Our bones are largely built of calcium, and the turnover of calcium can indicate the development of bone diseases such as osteoporosis and the cancer multiple myeloma. Geochemists have developed extremely accurate ways of measuring calcium isotope ratios, for example for the study of sea shell deposits in sedimentary rocks. Now a group of geochemists and biologists have worked with NASA to put these techniques together to develop a new, rapid test of bone health.
“It’s a novel project in which we use geoscience techniques and concepts for biomedical research,” says lead researcher Ariel Anbar, President’s Professor in ASU’s School of Earth and Space Exploration and Department of Chemistry and Biochemistry. The ASU team also includes Gwyneth Gordon and Steve Romaniello; collaborator Scott Smith works at NASA Johnson Space Center.
Using mass spectrometry, the relative ratios of the calcium isotopes 42Ca and 44Ca in bone can be discerned. The researchers found that lighter calcium isotopes, such as 42Ca, are absorbed from the blood into the bone during bone formation. Conversely, these light isotopes tend to be released into the bloodstream when bones break down.

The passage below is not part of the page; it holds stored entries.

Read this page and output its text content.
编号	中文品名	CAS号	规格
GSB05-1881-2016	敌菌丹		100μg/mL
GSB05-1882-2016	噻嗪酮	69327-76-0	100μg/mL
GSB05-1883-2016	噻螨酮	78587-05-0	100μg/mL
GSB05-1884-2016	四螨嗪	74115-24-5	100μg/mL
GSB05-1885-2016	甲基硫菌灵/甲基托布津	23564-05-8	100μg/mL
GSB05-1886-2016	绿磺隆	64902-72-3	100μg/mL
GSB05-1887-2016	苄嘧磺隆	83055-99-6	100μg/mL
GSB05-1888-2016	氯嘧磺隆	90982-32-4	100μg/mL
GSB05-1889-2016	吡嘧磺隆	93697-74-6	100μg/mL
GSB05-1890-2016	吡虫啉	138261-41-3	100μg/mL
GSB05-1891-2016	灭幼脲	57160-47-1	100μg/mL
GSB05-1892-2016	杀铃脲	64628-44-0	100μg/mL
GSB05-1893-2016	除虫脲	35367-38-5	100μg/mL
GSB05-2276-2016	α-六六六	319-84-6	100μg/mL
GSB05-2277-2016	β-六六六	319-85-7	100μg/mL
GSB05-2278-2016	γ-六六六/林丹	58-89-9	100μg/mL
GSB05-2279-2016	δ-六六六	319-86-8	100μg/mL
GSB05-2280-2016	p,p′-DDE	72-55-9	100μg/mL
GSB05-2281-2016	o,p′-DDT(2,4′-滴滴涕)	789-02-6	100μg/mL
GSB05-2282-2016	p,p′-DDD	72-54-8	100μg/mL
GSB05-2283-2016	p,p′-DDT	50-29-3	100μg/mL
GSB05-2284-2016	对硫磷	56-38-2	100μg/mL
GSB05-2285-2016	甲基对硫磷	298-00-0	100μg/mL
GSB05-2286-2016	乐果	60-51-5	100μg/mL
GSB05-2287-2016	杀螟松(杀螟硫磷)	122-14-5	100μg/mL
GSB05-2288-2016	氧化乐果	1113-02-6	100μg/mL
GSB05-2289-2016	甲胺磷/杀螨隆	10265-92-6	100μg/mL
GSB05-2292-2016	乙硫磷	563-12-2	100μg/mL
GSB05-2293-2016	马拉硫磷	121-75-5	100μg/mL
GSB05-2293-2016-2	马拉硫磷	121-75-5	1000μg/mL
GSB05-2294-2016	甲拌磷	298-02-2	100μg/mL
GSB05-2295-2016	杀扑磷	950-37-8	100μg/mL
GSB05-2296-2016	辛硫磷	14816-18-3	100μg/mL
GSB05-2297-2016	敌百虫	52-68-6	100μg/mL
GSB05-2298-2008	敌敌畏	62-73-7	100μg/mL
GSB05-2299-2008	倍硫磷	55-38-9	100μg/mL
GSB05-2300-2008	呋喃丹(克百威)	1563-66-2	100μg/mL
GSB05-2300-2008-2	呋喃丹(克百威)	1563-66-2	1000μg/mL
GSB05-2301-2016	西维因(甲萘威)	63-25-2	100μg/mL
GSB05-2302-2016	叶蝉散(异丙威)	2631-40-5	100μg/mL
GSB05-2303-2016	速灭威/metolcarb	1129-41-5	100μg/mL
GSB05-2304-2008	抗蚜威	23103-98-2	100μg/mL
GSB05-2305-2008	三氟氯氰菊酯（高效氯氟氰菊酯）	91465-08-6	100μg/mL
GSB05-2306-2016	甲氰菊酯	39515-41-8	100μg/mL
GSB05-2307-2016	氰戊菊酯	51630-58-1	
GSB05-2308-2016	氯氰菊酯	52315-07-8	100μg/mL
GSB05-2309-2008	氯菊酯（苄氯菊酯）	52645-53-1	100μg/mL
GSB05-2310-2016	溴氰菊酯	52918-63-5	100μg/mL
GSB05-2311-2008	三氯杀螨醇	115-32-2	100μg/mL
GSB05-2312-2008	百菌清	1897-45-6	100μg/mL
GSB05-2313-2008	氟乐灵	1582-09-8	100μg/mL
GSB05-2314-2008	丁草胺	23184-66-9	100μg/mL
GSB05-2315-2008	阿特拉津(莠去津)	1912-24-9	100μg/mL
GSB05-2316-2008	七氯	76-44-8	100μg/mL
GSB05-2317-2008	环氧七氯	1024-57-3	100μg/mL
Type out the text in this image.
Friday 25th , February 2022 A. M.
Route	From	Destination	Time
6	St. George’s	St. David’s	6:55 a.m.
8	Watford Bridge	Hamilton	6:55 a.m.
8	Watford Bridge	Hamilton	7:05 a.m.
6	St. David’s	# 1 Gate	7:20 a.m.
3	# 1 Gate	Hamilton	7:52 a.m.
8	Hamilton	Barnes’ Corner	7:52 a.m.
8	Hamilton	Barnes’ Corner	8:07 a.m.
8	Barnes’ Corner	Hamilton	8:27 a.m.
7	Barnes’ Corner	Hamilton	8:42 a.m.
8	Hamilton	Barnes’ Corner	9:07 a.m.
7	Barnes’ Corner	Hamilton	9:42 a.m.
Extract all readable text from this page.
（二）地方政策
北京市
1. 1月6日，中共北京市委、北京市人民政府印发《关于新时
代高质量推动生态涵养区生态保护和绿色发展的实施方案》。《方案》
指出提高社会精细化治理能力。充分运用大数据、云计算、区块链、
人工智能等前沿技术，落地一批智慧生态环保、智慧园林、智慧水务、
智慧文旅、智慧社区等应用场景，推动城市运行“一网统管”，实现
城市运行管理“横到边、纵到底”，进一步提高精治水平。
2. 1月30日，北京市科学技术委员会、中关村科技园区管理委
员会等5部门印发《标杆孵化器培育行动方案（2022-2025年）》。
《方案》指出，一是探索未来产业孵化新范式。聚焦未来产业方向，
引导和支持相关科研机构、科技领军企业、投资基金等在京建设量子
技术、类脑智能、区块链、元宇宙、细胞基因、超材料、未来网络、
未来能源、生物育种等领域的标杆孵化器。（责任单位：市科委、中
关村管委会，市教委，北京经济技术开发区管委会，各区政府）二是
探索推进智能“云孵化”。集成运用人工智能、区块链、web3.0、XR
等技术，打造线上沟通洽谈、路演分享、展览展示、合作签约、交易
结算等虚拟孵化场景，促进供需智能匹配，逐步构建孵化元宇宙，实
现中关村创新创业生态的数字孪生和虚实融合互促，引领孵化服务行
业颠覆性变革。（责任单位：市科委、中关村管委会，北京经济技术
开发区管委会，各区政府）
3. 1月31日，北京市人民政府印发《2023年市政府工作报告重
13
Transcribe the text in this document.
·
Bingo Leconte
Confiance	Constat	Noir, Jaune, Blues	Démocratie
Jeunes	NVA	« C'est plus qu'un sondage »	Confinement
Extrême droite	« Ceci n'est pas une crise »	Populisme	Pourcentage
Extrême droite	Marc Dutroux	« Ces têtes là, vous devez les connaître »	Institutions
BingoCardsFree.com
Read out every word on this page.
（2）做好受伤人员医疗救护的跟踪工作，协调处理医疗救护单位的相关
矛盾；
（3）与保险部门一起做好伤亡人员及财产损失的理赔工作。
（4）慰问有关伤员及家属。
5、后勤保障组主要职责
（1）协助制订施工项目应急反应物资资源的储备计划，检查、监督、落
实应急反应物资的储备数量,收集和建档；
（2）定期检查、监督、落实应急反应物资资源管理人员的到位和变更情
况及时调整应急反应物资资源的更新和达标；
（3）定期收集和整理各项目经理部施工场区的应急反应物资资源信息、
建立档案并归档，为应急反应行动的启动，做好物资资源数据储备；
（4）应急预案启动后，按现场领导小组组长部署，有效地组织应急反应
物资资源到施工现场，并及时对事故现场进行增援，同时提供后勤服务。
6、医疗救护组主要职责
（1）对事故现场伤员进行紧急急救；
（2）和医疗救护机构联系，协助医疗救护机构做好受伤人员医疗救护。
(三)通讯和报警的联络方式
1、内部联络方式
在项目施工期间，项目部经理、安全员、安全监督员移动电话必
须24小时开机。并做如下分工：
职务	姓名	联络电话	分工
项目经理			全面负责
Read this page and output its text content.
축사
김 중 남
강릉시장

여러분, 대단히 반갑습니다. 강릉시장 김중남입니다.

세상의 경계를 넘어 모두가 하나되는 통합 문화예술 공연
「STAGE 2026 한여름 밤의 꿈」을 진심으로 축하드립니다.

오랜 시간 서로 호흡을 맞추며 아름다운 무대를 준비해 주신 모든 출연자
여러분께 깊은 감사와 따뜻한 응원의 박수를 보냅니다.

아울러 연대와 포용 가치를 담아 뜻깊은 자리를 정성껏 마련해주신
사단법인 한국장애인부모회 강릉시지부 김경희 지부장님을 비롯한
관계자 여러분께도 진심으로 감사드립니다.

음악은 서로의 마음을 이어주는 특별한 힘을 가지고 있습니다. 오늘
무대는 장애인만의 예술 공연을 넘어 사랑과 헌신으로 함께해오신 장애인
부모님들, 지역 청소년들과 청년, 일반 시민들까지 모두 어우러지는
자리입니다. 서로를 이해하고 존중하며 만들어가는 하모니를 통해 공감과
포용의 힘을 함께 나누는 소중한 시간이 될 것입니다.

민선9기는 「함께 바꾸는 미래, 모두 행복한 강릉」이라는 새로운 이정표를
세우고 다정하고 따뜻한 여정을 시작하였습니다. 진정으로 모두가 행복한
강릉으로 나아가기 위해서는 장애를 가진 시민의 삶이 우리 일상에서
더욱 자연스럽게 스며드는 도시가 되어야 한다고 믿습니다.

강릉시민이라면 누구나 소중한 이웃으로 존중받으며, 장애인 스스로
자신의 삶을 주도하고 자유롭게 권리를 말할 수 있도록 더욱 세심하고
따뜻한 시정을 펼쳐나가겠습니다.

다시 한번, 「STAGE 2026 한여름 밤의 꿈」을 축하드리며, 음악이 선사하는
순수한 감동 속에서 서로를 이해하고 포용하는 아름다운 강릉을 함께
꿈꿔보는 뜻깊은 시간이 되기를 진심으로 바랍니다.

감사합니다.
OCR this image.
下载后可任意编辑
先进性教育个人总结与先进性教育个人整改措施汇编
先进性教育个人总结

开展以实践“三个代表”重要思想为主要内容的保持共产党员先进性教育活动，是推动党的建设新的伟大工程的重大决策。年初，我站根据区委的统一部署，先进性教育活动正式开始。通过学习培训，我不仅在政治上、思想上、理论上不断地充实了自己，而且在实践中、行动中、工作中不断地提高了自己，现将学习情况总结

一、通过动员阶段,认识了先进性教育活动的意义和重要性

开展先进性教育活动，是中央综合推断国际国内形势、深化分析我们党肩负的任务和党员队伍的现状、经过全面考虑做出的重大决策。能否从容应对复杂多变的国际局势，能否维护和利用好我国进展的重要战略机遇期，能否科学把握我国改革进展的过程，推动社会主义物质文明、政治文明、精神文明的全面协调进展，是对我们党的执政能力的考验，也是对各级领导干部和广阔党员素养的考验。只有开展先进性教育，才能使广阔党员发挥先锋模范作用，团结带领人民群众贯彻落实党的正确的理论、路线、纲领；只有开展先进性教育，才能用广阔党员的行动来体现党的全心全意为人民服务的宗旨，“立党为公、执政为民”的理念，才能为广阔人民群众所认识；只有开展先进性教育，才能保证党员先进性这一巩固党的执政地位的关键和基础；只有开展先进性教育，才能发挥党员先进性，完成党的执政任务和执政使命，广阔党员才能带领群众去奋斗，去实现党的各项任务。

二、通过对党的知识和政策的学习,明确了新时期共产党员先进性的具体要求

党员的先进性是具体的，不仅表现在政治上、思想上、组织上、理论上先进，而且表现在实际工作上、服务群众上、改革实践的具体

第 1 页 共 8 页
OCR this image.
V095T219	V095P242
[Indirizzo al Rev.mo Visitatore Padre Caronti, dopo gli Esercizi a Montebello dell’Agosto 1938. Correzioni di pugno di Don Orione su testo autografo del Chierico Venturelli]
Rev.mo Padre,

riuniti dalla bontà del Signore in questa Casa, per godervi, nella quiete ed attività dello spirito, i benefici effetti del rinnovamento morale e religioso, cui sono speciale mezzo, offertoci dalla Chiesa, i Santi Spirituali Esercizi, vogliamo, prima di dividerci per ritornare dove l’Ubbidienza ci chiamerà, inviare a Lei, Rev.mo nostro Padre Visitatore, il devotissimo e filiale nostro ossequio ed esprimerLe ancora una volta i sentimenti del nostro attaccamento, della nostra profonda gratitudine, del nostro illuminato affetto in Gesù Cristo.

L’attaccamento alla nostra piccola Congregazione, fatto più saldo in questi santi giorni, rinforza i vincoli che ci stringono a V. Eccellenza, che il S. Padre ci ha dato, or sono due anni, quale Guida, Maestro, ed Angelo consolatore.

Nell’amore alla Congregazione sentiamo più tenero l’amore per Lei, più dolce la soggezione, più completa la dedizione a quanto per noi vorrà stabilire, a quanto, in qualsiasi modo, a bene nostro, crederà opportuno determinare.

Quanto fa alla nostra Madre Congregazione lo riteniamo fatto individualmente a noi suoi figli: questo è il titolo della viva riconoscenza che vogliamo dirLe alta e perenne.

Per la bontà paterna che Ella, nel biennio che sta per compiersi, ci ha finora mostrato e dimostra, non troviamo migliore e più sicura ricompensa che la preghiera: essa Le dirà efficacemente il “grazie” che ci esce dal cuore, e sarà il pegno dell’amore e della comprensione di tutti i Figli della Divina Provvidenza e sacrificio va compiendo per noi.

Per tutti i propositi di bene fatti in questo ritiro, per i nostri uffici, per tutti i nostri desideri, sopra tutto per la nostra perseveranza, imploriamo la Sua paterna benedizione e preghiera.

By measuring the ratios of the two isotopes in blood or urine scientists can calculate the rate of change of bone mass.
Anbar will be discussing this method at the Goldschmidt Conference in Prague, Czech Republic, August 16-21. He will also be recognized for being elected a Geochemistry Fellow by The Geochemical Society and The European Association of Geochemistry.
“The big advantage of these measurements is that they show what is happening in the bone, whereas traditional bone health measurements, such as DXA scans, show what hashappened. This means that we can have a real near-time view of what is happening in the bone, rather than comparing before and after, when damage may have already been done,” explains Anbar.
“Our goal is that these measurements will allow us to see bone breakdown in osteoporosis, but also can show us the progress of certain that affect bone, such as multiple myeloma.”
The research was piloted in bed-bound subjects (who lose bone mass), but the best way for the researchers to test whether the system worked was in an ambient and less controlled population who are known to experience rapid bone loss. In space, because of zero gravity conditions, astronauts experience very rapid bone loss. Working with NASA, the researchers measured calcium isotope ratios in urine from 30 shuttle astronauts, before, during, and after the flights. This allowed them to confirm that the test worked at high sensitivity (NASA partly funded the research).
Joseph Skulan, a member of the research team who first proposed the idea, said: “We were able to confirm that Ca isotopes in the sample from the shuttle astronauts shifted as expected, meaning that they we could see in more or less real time the ongoing bone loss. We did this with simple urine samples, taken at various points during their flights.”
In a collaboration with the Mayo Clinic, the researchers have also looked at a group of 71 patients who either had multiple myeloma (bone cancer), or were at risk of multiple myeloma.
“What we see with cancer patients is exciting,” said Anbar. “Samples from patients with the most active cancer tended to have lighter Ca isotopes. This means that the tests could theoretically feed into decisions on whether or not to treat a patient, for example if a cancer was dormant or growing very slowly, and to assess the effectiveness of treatments.”
He continued: “At the moment, this is still a test which is in development, but we’ve shown the principle is sound and the potential profound. The advantage for this methodology is that the patient doesn’t have to come to the machine; the measurements can be done with a blood or urine test. And from a scientific point of view, we are delighted that we have the chance to combine geochemistry, biology, and space science to benefit patients.”
Commenting, Scott Parazynski, MD, former NASA astronaut, currently University Explorer and Professor at Arizona State University said:
“It’s tremendous to see a sophisticated geochemical assay being translated into what could become a really significant medical diagnostic tool. Physicians treating osteoporosis and other calcium disorders of bone, including multiple myeloma, have very few tools at their disposal to quickly determine whether the treatments they’re providing are actually making a difference. By using calcium isotope ratios, healthcare providers may be able to optimize therapies for these debilitating illnesses in the future.”